What would that be? Nature’s way of alarming it’s subject of harm to it’s body? Why alarm for that? For protecting it from the inevitable? Pain would indeed be a harm in it’s absoluteness, yet be as absurd as everything fundamental in the universe: life, laws of physics, origin of universe etc because it can’t help at all in preserving life indefinitely, and is thus pointless in the greater picture of life and death.

Death?

Death of a man is the annihilation of the universe for him, something that adds great weight to this philosophically absurd event, but only for a while. As always, it gets exponentially absurder as we move out to the greater picture. In this case, the greater picture of one’s death, and thus of his entire universe, is the death of the actual universe at some point in distant future which, again, is absurd since what meaning would annihilation carry when creation carries none? What then makes death a mournable crisis, apart from the emotional connotations? If Absurdism, the philosophy, is the uneasy chronic belief in man’s inability to unravel the answer to the infamous question of “meaning”, death is it’s acute implementation in which you couldn’t procrastinate over the question anymore and finally receive the greatest blow you’ve always feared, even if you philosophically claimed not to give a damn.

Inconvenience?

If a dying man leaves behind a family which relied upon him for it’s food, there sure is some inconvenience in death, inconvenience to the dependents.
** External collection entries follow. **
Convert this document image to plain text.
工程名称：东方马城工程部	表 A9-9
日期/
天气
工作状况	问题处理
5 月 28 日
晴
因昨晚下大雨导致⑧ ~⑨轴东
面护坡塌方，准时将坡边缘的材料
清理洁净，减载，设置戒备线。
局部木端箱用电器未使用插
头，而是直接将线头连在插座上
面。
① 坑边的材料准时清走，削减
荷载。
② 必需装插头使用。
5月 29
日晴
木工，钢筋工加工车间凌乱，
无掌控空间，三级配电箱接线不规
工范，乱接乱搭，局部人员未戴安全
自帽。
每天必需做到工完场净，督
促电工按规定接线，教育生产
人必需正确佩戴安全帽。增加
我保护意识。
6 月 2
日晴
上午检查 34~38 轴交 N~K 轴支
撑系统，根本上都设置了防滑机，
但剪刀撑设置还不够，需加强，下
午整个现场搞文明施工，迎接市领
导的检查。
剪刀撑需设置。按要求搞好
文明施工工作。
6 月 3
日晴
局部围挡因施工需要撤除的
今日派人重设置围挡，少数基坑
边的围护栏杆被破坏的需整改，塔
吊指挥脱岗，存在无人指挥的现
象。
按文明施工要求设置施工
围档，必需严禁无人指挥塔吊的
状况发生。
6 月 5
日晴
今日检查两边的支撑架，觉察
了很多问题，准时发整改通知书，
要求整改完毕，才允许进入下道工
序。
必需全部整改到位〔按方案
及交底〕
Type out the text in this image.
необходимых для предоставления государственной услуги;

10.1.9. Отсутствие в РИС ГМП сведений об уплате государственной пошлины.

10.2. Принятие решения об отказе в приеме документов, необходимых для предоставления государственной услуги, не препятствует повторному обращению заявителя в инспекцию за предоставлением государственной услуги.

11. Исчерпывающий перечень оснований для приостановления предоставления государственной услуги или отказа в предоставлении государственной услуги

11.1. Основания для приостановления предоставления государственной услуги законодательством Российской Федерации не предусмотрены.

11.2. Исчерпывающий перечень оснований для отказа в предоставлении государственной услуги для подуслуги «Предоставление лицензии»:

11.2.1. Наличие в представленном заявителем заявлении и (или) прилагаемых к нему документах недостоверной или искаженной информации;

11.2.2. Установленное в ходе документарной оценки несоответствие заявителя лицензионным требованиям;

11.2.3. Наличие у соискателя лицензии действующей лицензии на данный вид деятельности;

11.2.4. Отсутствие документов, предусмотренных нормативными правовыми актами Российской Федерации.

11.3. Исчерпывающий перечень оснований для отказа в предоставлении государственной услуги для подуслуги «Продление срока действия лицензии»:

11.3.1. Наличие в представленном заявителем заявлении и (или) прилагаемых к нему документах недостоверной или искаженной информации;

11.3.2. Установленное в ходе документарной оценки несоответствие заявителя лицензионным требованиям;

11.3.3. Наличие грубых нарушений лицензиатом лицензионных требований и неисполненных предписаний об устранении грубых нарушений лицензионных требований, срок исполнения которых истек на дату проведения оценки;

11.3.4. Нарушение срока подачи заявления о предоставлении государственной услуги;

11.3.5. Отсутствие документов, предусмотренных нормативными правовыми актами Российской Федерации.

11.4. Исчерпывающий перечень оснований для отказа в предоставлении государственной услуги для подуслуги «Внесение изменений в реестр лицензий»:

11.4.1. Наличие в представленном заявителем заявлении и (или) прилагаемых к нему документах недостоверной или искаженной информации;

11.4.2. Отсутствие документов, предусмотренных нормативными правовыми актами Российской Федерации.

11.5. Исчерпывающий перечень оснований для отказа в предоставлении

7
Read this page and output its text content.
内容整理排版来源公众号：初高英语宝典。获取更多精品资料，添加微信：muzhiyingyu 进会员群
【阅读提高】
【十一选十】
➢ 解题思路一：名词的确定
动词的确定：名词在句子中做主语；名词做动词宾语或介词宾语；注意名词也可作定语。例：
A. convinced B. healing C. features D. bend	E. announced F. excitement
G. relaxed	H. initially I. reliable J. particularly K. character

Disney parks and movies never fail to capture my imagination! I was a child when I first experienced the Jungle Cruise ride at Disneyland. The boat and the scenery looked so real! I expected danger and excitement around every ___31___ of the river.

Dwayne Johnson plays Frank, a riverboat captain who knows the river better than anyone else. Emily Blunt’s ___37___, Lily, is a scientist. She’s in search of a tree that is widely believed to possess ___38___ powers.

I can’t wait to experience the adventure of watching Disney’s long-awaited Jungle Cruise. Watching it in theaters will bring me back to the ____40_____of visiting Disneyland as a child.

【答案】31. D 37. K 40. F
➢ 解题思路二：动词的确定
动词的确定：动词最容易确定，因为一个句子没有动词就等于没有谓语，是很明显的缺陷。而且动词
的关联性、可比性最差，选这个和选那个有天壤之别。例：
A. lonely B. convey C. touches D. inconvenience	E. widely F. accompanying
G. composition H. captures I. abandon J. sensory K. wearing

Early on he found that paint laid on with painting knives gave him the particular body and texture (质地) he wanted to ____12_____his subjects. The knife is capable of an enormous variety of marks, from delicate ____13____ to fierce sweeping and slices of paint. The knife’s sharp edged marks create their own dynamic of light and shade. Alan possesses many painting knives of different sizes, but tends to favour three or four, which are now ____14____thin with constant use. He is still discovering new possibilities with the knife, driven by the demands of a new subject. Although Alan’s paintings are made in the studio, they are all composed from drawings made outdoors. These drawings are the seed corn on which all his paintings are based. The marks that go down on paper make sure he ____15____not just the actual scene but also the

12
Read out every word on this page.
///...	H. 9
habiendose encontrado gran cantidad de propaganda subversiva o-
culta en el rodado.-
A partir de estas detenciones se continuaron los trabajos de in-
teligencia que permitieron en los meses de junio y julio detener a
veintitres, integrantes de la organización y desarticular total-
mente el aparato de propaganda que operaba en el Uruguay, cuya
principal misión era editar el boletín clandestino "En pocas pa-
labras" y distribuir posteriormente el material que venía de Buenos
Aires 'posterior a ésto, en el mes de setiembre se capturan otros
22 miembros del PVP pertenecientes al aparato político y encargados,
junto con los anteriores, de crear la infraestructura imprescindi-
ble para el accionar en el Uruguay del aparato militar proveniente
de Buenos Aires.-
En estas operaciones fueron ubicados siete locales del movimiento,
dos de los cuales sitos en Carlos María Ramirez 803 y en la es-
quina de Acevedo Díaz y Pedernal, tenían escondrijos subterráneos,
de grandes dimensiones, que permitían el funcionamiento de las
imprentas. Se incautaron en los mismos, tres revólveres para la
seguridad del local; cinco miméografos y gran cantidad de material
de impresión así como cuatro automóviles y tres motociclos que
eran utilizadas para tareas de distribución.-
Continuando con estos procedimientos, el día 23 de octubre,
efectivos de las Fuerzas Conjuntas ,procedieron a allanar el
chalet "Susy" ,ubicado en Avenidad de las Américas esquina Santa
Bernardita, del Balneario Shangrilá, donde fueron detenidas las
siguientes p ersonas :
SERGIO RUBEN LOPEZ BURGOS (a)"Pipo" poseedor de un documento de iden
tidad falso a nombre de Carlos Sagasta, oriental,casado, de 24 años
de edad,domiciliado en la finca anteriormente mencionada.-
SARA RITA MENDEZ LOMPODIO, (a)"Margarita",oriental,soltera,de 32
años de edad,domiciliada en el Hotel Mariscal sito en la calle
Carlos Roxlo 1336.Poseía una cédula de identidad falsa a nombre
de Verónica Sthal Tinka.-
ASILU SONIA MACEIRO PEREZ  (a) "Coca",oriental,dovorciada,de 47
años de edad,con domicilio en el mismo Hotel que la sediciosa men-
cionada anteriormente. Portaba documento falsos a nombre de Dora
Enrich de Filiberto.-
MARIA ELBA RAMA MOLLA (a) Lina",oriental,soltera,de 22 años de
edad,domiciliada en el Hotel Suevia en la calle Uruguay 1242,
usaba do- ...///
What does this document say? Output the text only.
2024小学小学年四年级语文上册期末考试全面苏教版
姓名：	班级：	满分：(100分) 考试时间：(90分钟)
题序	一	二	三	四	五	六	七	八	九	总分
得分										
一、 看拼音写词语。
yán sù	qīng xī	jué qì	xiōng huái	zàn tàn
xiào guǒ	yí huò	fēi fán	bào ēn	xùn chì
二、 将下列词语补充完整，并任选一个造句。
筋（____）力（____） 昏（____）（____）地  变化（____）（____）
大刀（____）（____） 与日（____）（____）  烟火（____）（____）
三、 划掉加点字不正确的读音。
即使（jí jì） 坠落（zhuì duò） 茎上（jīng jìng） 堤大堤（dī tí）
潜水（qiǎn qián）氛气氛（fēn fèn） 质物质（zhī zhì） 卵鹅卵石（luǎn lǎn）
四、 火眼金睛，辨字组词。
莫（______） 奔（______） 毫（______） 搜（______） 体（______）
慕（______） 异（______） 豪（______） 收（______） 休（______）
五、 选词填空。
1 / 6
Ironically, such harm is again in form of pain or death of the dependents. We’ve already seen how absurd such harms would be.

So?

So, all the bullet did is shout out loud to the world the inherent meaninglessness of the universe, only to be silenced soon by the psychobiological defenses of the listeners. It tried doing something, but failed. It did nothing.

Rebirth and the death of purposelessness

Last week I survived a fatal head-on car collision, owing to some random impulse that had made me fasten my seat belt. The person who had crashed into my car died. I had dropped into an altered state of consciousness and my recollection of those moments is pretty fuzzy and dream-like , something that makes me think that If I died it would have been an easy painless death. It’d be a lovely death too since my favorite philosopher, or more broadly my favorite man, Albert Camus, died in a car accident too.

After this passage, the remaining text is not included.